The Rose Code by Kate Quinn

All Consuming

The Rose Code by Kate Quinn is a marvellous historical novel that blends fact and fiction. It consumed me from the start.

The action alternates between November 1947 just before the Royal Wedding and the war years, mainly at Bletchley Park. The reader learns that there has been a severe miscarriage of justice, as the novel progresses we see the roads that led there.

Bletchley Park was a place of secrets. The people who worked there had to learn to lie about their work or be guilty under the official secrets. It is against this background that three young women from differing walks of life meet and form a friendship. Bletchley Park was a unique place to work. Pockets of friendship groups sprung up supporting each other. It was a closed community and strong bonds were formed. These bonds would remain long after the war ended. If one of their own was in trouble, others dropped everything to offer support.
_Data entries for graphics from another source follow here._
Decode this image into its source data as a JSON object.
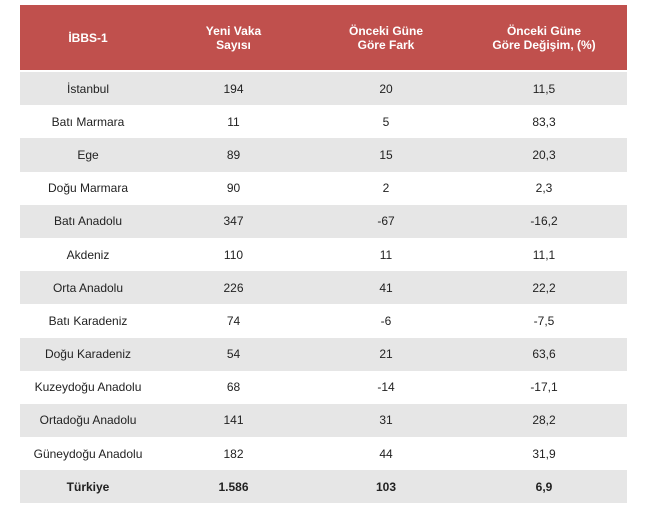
{
  "header": {
    "col1": "İBBS-1",
    "col2": "Yeni Vaka\nSayısı",
    "col3": "Önceki Güne\nGöre Fark",
    "col4": "Önceki Güne\nGöre Değişim, (%)"
  },
  "rows": [
    {
      "region": "İstanbul",
      "new_cases": "194",
      "diff": "20",
      "change": "11,5"
    },
    {
      "region": "Batı Marmara",
      "new_cases": "11",
      "diff": "5",
      "change": "83,3"
    },
    {
      "region": "Ege",
      "new_cases": "89",
      "diff": "15",
      "change": "20,3"
    },
    {
      "region": "Doğu Marmara",
      "new_cases": "90",
      "diff": "2",
      "change": "2,3"
    },
    {
      "region": "Batı Anadolu",
      "new_cases": "347",
      "diff": "-67",
      "change": "-16,2"
    },
    {
      "region": "Akdeniz",
      "new_cases": "110",
      "diff": "11",
      "change": "11,1"
    },
    {
      "region": "Orta Anadolu",
      "new_cases": "226",
      "diff": "41",
      "change": "22,2"
    },
    {
      "region": "Batı Karadeniz",
      "new_cases": "74",
      "diff": "-6",
      "change": "-7,5"
    },
    {
      "region": "Doğu Karadeniz",
      "new_cases": "54",
      "diff": "21",
      "change": "63,6"
    },
    {
      "region": "Kuzeydoğu Anadolu",
      "new_cases": "68",
      "diff": "-14",
      "change": "-17,1"
    },
    {
      "region": "Ortadoğu Anadolu",
      "new_cases": "141",
      "diff": "31",
      "change": "28,2"
    },
    {
      "region": "Güneydoğu Anadolu",
      "new_cases": "182",
      "diff": "44",
      "change": "31,9"
    },
    {
      "region": "Türkiye",
      "new_cases": "1.586",
      "diff": "103",
      "change": "6,9"
    }
  ],
  "colors": {
    "header_bg": "#c0504d",
    "header_text": "#ffffff",
    "row_shade": "#e6e6e6"
  }
}
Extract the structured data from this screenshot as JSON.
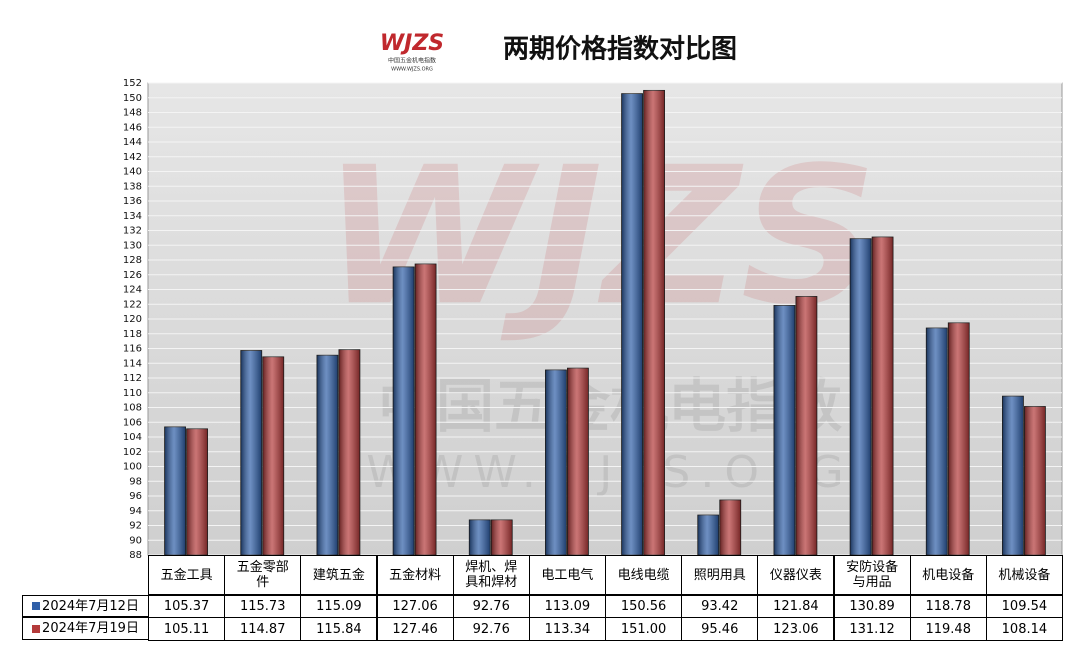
{
  "chart_data": {
    "type": "bar",
    "title": "两期价格指数对比图",
    "logo": {
      "mark": "WJZS",
      "cn": "中国五金机电指数",
      "url": "WWW.WJZS.ORG"
    },
    "categories": [
      "五金工具",
      "五金零部件",
      "建筑五金",
      "五金材料",
      "焊机、焊具和焊材",
      "电工电气",
      "电线电缆",
      "照明用具",
      "仪器仪表",
      "安防设备与用品",
      "机电设备",
      "机械设备"
    ],
    "series": [
      {
        "name": "2024年7月12日",
        "color": "#2f5fa8",
        "values": [
          105.37,
          115.73,
          115.09,
          127.06,
          92.76,
          113.09,
          150.56,
          93.42,
          121.84,
          130.89,
          118.78,
          109.54
        ],
        "value_labels": [
          "105.37",
          "115.73",
          "115.09",
          "127.06",
          "92.76",
          "113.09",
          "150.56",
          "93.42",
          "121.84",
          "130.89",
          "118.78",
          "109.54"
        ]
      },
      {
        "name": "2024年7月19日",
        "color": "#b43a3a",
        "values": [
          105.11,
          114.87,
          115.84,
          127.46,
          92.76,
          113.34,
          151.0,
          95.46,
          123.06,
          131.12,
          119.48,
          108.14
        ],
        "value_labels": [
          "105.11",
          "114.87",
          "115.84",
          "127.46",
          "92.76",
          "113.34",
          "151.00",
          "95.46",
          "123.06",
          "131.12",
          "119.48",
          "108.14"
        ]
      }
    ],
    "ylim": [
      88,
      152
    ],
    "yticks": [
      88,
      90,
      92,
      94,
      96,
      98,
      100,
      102,
      104,
      106,
      108,
      110,
      112,
      114,
      116,
      118,
      120,
      122,
      124,
      126,
      128,
      130,
      132,
      134,
      136,
      138,
      140,
      142,
      144,
      146,
      148,
      150,
      152
    ],
    "grid": true
  }
}
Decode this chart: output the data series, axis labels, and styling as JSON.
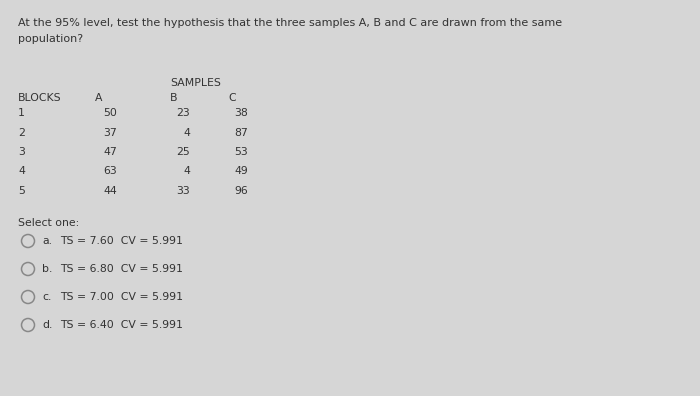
{
  "background_color": "#d6d6d6",
  "title_line1": "At the 95% level, test the hypothesis that the three samples A, B and C are drawn from the same",
  "title_line2": "population?",
  "samples_header": "SAMPLES",
  "col_headers": [
    "BLOCKS",
    "A",
    "B",
    "C"
  ],
  "rows": [
    [
      "1",
      "50",
      "23",
      "38"
    ],
    [
      "2",
      "37",
      "4",
      "87"
    ],
    [
      "3",
      "47",
      "25",
      "53"
    ],
    [
      "4",
      "63",
      "4",
      "49"
    ],
    [
      "5",
      "44",
      "33",
      "96"
    ]
  ],
  "select_one_label": "Select one:",
  "options": [
    {
      "label": "a.",
      "text": "TS = 7.60  CV = 5.991"
    },
    {
      "label": "b.",
      "text": "TS = 6.80  CV = 5.991"
    },
    {
      "label": "c.",
      "text": "TS = 7.00  CV = 5.991"
    },
    {
      "label": "d.",
      "text": "TS = 6.40  CV = 5.991"
    }
  ],
  "font_size_title": 8.0,
  "font_size_table": 7.8,
  "font_size_options": 7.8,
  "text_color": "#333333",
  "circle_color": "#888888"
}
War is hard for all. Some are facing the enemy for the second time. The nightmares from World War I still loom large in a life. “I haven’t seen the world in full colour since I was sixteen years old and buried in mud at the front.” The battle scars never leave as the memories play on.

For some war is an escape from a severe home life where religion is used as a punishment. “[She] didn’t think God was nearly as severe as her mother made Him out to be.” People should never misrepresent God. God is love in contrast with those who used religious rules to scold and punish.

The reader witnesses the awful effects of the Blitz up and down the country. Loss cuts a character to the core. “Why did no one tell her how to keep living?” The loss is tangible. So heavily invested in the lives of the characters was I that I must admit I gasped out loud and was shocked by events. I, too, felt the loss.

A sanatorium is a terrible place to be. It was a place not just for the ill but a place where perfectly sane women could be locked up under the instructions of men, forever. We see a life abandoned because of the threat posed to criminal minds.

The Rose Code was an all-consuming read. It had a very familiar feel to it as there were real life names and situations. It was a powerful read that I could not put down.

I received this book for free. A favourable review was not required and all views expressed are my own.